A major part of the crisis that the Nigerian nation has faced since Buhari assumed power is that there are many in the country who believe that despite Buhari’s words, he does not belong to them. That has been underlined by those who by their actions and body language tell you that Buhari does not belong to you but to them and them alone. These people believe that they are ‘the inheritors’ of the Buhari mandate and the inheritors behave like they are conquerors of the Nigerian nation and that they are entitled to the booty for their conquest. They are not bound by the rule of law or empathy or consideration for anyone else.

In Abuja, I have repeatedly encountered this behavior. These are the people who have destroyed the Buhari brand. A lot of the institutions that ought to be the pillars of our nation have been rendered unrecognisable by them. Buhari who was expected to be a very strong president may end up being the weakest we have ever had as so much that will take many years to fix has been done in his name.

While the President fights those he may consider his enemies, his biggest enemies are those he had considered his loyalists.
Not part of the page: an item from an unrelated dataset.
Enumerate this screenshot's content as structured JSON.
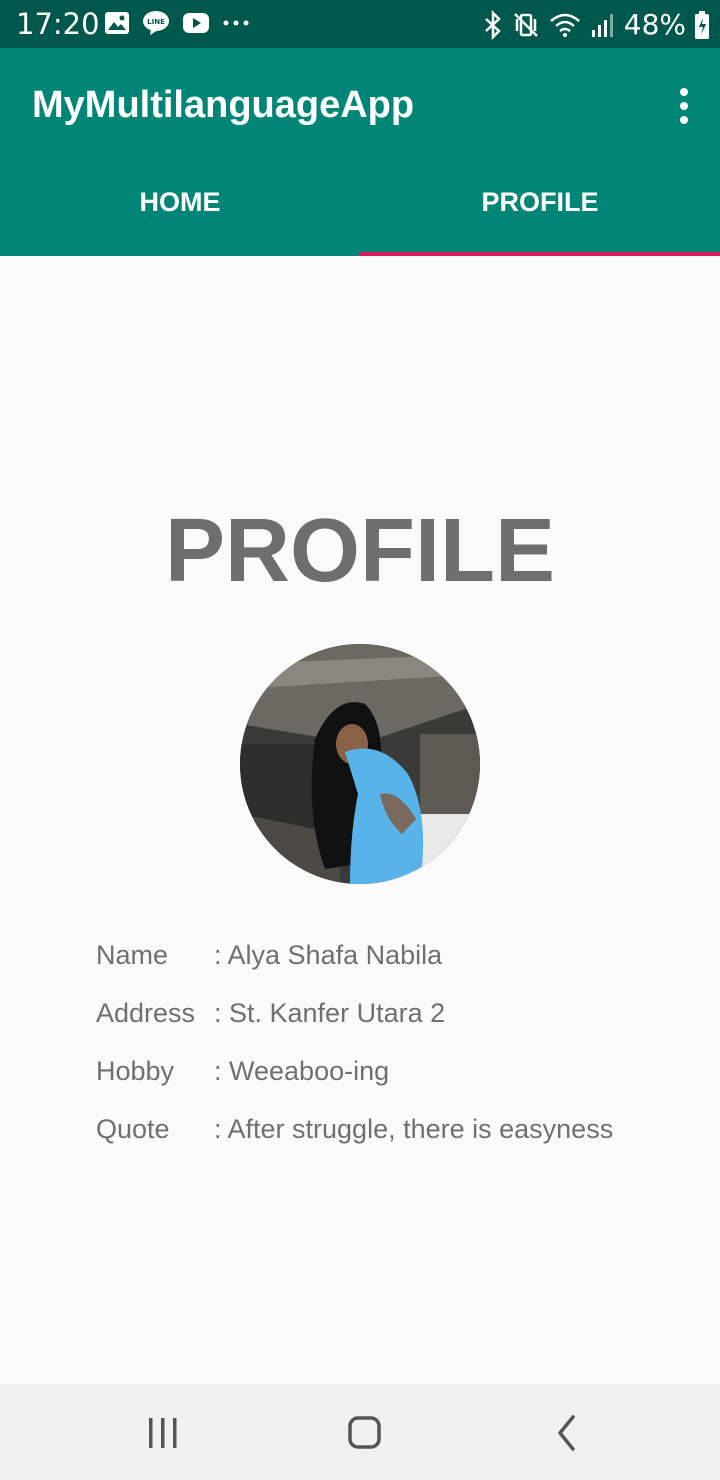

They have chased away his true loyalists – those who are not politicians and are not looking forward to any appointments or contracts. These people cannot understand what happened to the man they believed in and trusted. Several of them are close friends of mine. They have fled from the man and lost faith in the Nigerian project under him.

If we truly want a great nation, we must look at what is happening in the nation of Ukraine. Just see how young people are giving up their lives to bequeath for generations a nation with respect and dignity. When will Nigerians internalise the fact that no great nation in human history has been built by cowards? Many rivers to cross.